Technique used to treat or prevent diseases through genes.
It can allow doctors to treat a disorder by inserting a gene into a patient’s cells instead of using medication or surgery.
Researchers are testing several hypotheses for gene therapy, which include:
- Replace a mutated gene that causes disease with a healthy copy of the gene.
- Deactivate a mutated gene that malfunctions.
- Modify DNA to help fight a disease.
Although gene therapy is a promising option for the treatment of a number of diseases, it is still risky and is still being studied to ensure that it is safe and effective.
Gene therapy is currently being tested only for diseases that do not have other cures, such as:
- Hereditary disorders.
- Some types of cancer
- Certain viral infections.
Functions of gene therapy
It is designed to introduce genetic material into cells to compensate for abnormal genes or to create a beneficial protein.
If a mutated gene lacks a necessary protein, gene therapy may be able to introduce a normal copy of the gene to restore the function of the protein.
A gene that is inserted directly into a cell usually does not work. Instead, a carrier called a vector is genetically engineered to release the gene.
Certain viruses are often used as vectors because they can release the new gene by infecting the cell.
The viruses chosen to participate in scientific studies are modified to prevent them from causing illness in people who volunteered for research.
These viruses integrate their genetic material (including the new gene) into a chromosome of the human cell like retroviruses. Other viruses, such as adenoviruses, introduce their DNA into the nucleus of the cell, but DNA is not integrated into a chromosome.
The vector can be injected or administered intravenously directly into a specific tissue of the body, where it is captured by individual cells. Alternatively, a sample of the patient’s cells can be removed and exposed to the vector in a laboratory.
The cells that contain the vector are returned to the patient. By achieving a successful treatment, a functioning protein will be produced thanks to this new gene.
Researchers must overcome many technical challenges before genetic therapy is a practical approach to treating diseases.
For example, scientists must find better ways to administer genes and direct them to particular cells. They must also make sure that the new genes are precisely controlled by the body.
Is gene therapy safe?
Gene therapy is under study to determine if it could be used in the treatment of diseases.
Current research is evaluating the safety of gene therapy; Future studies will test whether it is an effective treatment option.
Several studies have already shown that this approach can have very serious health risks, such as toxicity, inflammation and cancer.
Because the techniques are relatively new, some of the risks may be unpredictable; however, medical researchers, institutions and regulatory agencies are working to ensure that research in gene therapy is as safe as possible.
In the same way, laws, regulations and regulations protect people who participate in research studies (called clinical trials).
What are the ethical problems surrounding gene therapy?
Because this therapy involves making changes in the basic instructions of the body, it raises many ethical concerns.

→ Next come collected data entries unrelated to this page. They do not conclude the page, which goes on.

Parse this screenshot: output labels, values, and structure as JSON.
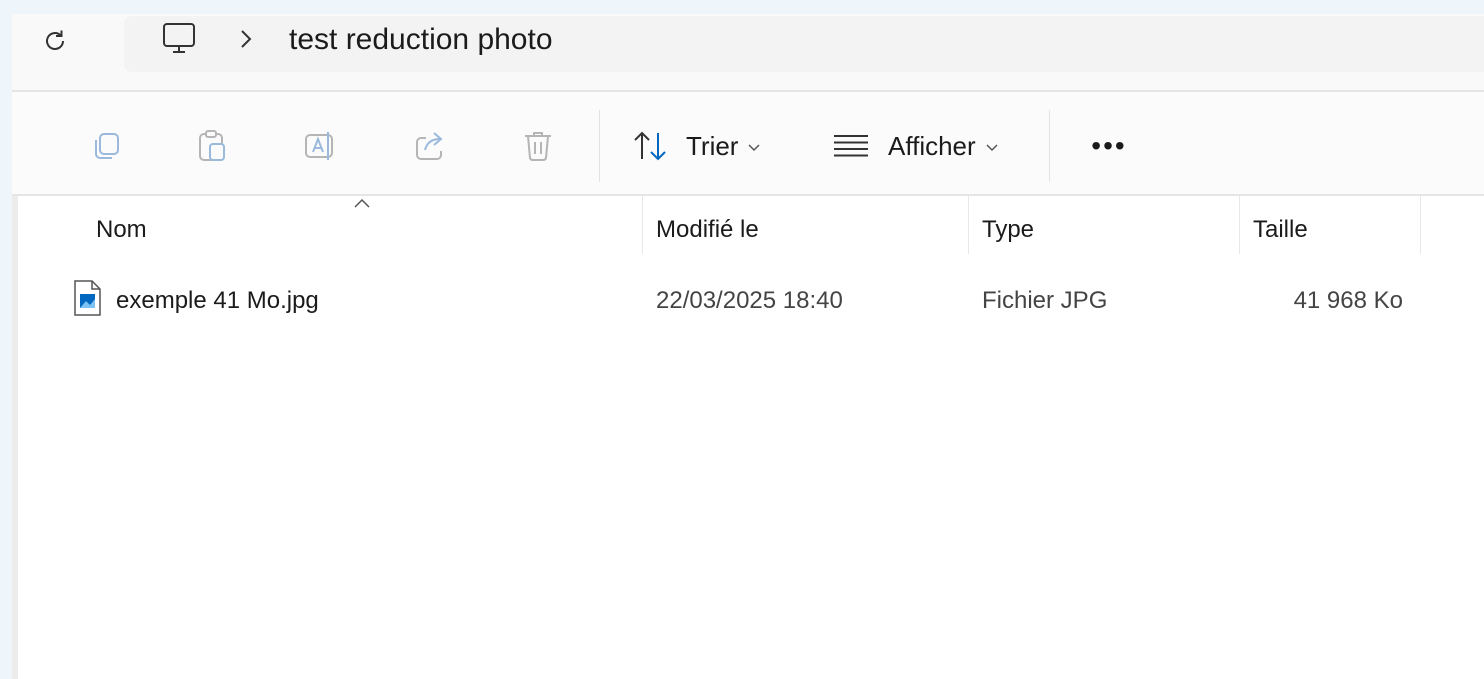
{
  "breadcrumb": {
    "path": "test reduction photo"
  },
  "toolbar": {
    "sort_label": "Trier",
    "view_label": "Afficher",
    "more_label": "•••"
  },
  "columns": {
    "name": "Nom",
    "modified": "Modifié le",
    "type": "Type",
    "size": "Taille"
  },
  "files": [
    {
      "name": "exemple 41 Mo.jpg",
      "modified": "22/03/2025 18:40",
      "type": "Fichier JPG",
      "size": "41 968 Ko"
    }
  ],
  "colors": {
    "accent": "#0067c0",
    "background": "#eef6fc"
  }
}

The idea of germ line gene therapy is controversial.
While it could prevent future generations of a family from having a particular genetic disorder, it could affect the development of a fetus in unexpected ways or have long-term side effects that are not yet known.
Because people who would be affected by germline gene therapy have not yet been born, they can not choose whether they should receive the treatment.
What are the diseases that are dealing with gene therapy?
Gene therapy is currently available mainly in a research environment.
Hundreds of research studies are underway to test gene therapy as a treatment for genetic conditions, cancer and HIV / AIDS.